Add a TODO list, to avoid loosing track of ideas for next versions

2026-02-26 16:51:02 +01:00 · 2008-02-12 17:31:33 +00:00 · 2008-02-12 17:31:33 +00:00 · 6b40de9408
commit 6b40de9408
parent d02bf0a661
2 changed files with 135 additions and 1 deletions
--- a/6
+++ b/6
@ -1,8 +1,9 @@
-# $Id: Makefile,v 1.10 2008-02-01 10:24:38 dim Exp $
+# $Id: Makefile,v 1.11 2008-02-12 17:31:33 dim Exp $
 #
 # Makefile for debian packaging purpose, make install not intended to work.

 DOCS    = pgloader.1.txt
+TODO    = TODO.txt
 CVSROOT = $(shell cat CVS/Root)
 VERSION = $(shell ./pgloader.py --version | cut -d' ' -f3)

@ -34,6 +35,9 @@ install:
 html: $(DOCS)
 	asciidoc -a toc $<

+todo: $(TODO)
+	asciidoc -a toc $<
+
 site: html
 	scp ${DOCS:.txt=.html} cvs.pgfoundry.org:htdocs

--- a/TODO.txt
+++ b/TODO.txt
@ -0,0 +1,130 @@
+= TODO LIST =
+
+== Multi Threaded Import ==
+
+* Terminate +split_file_reading+ behavior implementation (status: debug)
+
+* Implement /round robin reader/ behavior
+
+== Constraint Exclusion support ==
+
+=== User level configuration
+
+At user level, you will have to add a +constraint_exclusion = on+
+parameter to pgloader section configuration for it to bother checking
+if the destination table has some children etc.
+
+You'll need to provide also a global ce_path parameter (where to find user
+python constraint exclusion modules) and a +ce_modules+ parameter for each 
+section where +constraint_exclusion = on+:
+    ce_modules = columnA:module:class, columnB:module:class
+
+As the +ce_path+ could point to any number of modules where a single
+type is supported by several modules, I'll let the user choose which
+module to use.
+
+=== Constraint exclusion modules
+
+The modules will provide one or several class(es) (kind of a packaging
+issue), each one will have to register which datatypes and operators
+they know about.  Here's some pseudo-code of a module, which certainly
+is the best way to express a code design idea:
+
+    class MyCE:
+       def __init__(self, operator, constant, cside='r'):
+          """ CHECK ( col operator constant ) => cside = 'r', could be 'l' """
+          ...
+    
+       @classmethod
+       def support_type(cls, type):
+          return type in ['integer', 'bigint', 'smallint', 'real', 'double']
+    
+       @classmethod
+       def support_operator(cls, op):
+           return op in ['=', '>', '<', '>=', '<=', '%']
+    
+       def check(self, op, data):
+          if op == '>' : return self.gt(data)
+          ...
+    
+       def gt(self, data):
+          if cside == 'l':
+             return self.constant > data
+          elif cside == 'r':
+             return data > self.constant
+
+This way pgloader will be able to support any datatype (user datatype
+like IP4R included) and operator (+@@+, +~<=+ or whatever).

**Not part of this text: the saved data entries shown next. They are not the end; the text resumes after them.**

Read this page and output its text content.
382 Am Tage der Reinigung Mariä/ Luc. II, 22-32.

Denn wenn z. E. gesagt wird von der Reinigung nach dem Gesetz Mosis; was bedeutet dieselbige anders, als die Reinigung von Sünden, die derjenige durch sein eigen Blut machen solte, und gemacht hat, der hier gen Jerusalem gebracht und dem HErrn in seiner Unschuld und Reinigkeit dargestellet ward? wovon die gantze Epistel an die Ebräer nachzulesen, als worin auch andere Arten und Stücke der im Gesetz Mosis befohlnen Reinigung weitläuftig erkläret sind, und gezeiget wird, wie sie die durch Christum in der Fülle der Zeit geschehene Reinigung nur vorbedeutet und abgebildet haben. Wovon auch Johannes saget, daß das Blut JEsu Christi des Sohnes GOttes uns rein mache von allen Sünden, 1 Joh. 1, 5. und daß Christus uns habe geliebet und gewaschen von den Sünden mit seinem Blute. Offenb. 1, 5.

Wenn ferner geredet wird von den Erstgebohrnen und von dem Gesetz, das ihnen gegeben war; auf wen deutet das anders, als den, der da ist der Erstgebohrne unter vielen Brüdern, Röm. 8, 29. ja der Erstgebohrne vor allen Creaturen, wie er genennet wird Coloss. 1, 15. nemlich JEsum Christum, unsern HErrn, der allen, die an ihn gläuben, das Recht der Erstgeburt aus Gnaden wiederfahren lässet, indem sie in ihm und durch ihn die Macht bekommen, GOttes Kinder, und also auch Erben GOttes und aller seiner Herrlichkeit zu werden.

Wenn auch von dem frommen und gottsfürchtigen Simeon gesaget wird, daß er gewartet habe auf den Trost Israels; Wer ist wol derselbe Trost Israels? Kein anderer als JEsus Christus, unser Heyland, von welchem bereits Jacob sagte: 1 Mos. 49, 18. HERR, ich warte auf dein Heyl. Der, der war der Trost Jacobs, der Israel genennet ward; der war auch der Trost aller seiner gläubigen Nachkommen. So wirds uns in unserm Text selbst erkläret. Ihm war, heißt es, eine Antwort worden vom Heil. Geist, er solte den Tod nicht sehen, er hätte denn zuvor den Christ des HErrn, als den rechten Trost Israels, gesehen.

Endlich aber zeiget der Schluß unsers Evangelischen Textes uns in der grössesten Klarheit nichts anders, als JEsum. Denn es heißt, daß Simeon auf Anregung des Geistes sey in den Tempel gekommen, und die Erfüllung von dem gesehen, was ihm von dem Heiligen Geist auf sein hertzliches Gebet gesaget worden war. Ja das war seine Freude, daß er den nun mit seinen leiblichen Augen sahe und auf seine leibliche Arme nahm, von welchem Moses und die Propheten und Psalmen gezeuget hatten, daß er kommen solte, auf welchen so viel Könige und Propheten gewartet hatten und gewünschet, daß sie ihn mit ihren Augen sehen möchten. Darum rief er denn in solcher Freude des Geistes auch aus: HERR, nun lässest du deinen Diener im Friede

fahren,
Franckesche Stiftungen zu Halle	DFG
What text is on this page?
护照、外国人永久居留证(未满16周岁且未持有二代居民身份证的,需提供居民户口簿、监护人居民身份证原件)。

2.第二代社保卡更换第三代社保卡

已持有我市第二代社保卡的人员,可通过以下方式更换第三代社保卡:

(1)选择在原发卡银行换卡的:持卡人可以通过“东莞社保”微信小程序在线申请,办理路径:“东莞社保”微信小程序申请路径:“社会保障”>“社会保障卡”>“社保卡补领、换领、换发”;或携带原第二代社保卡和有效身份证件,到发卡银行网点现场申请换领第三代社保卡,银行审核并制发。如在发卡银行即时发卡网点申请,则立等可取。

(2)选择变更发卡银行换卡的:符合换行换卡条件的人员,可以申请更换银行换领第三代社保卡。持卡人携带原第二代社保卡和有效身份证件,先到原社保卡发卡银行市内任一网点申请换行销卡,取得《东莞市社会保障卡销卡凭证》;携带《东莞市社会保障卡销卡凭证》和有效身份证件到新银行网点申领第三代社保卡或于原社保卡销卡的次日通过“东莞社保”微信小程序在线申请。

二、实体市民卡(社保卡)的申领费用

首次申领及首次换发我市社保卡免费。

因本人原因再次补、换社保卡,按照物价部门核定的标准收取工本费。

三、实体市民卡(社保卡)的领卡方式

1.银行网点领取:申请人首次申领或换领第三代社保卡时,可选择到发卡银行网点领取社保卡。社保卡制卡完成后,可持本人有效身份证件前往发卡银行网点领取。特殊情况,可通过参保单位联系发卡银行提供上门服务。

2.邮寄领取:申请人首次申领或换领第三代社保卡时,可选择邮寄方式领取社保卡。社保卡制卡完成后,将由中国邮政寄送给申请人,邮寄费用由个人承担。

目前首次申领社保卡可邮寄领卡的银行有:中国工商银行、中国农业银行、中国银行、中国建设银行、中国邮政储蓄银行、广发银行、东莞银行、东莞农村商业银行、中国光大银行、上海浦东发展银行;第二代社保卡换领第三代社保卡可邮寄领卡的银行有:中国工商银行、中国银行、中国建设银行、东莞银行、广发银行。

For
+pgloader to handle a +CHECK()+ constraint, though, it'll have to be
+configured to use a CE class supporting the used operators and
+datatypes.
+
+=== PGLoader constraint exclusion support
+
+The +CHECK()+ constraint being a tree of check expressions[*] linked
+by logical operators, pgloader will have to build some logic tree of
+MyCE (user CE modules) and evaluate all the checks in order to be able
+to choose the input line partition.
+
+[*]: +check((a % 10) = 1)+ makes an expression tree containing 2 check
+nodes
+
+After having parsed +pg_constraint.consrc+ (not +conbin+ which seems
+too much an internal dump for using it from user code) and built a
+CHECK tree for each partition, pgloader will try to decide if it's
+about range partitioning (most common case).
+
+If each partition CHECK tree is +AND((a>=b, a<c)+ or a variation of
+it, we have range partitioning. Then surely we can optimize the code
+to run to choose the partition where to COPY data to and still use the
+module operator implementation, e.g. making a binary search on a
+partitions limits tree.
+
+If you want some other widely used (or not) partitioning scheme to be 
+recognized and optimized by pgloader, just tell me and we'll see about it :)
+
+Having this step as a user module seems overkill at the moment,
+though.
+
+=== Multi-Threading behavior and CE support
+
+Now, pgloader will be able to run N threads, each one loading some
+data to a partitionned child-table target. N will certainly be
+configured depending on the number of server cores and not depending
+on the partition numbers...
+
+So what do we do when reading a tuple we want to store in a partition
+which has no dedicated Thread started yet, and we already have N
+Threads running?  I'm thinking about some LRU(Thread) to choose a
+Thread to terminate (launch COPY with current buffer and quit) and
+start a new one for the current partition target.
+
+Hopefully there won't be such high values of N that the LRU is a bad
+choice per see, and the input data won't be so messy to have to
+stop/start Threads at each new line.
+
+== Reject Behaviour ==
+
+Implement several reject behaviours for pgloader and allow users to
+configure them depending on the error we had. For example user might
+configure pgloader to load rejected data to some other table when the
+error is PK violation.
+
+== Fixed Format ==
+
+Support fixed format: no separator, known length (in bytes) per
+column.
+
+== Facilities ==
+
+Add options:
+
+* +skip_head_lines+
+
+  Will allow to skip the +n+ first lines of the given files (headers)
+
+* +with_header+
+
+  Will allow pgloader to configure the +columns+ parameter from the
+  first line of the file, and skip loading it.
+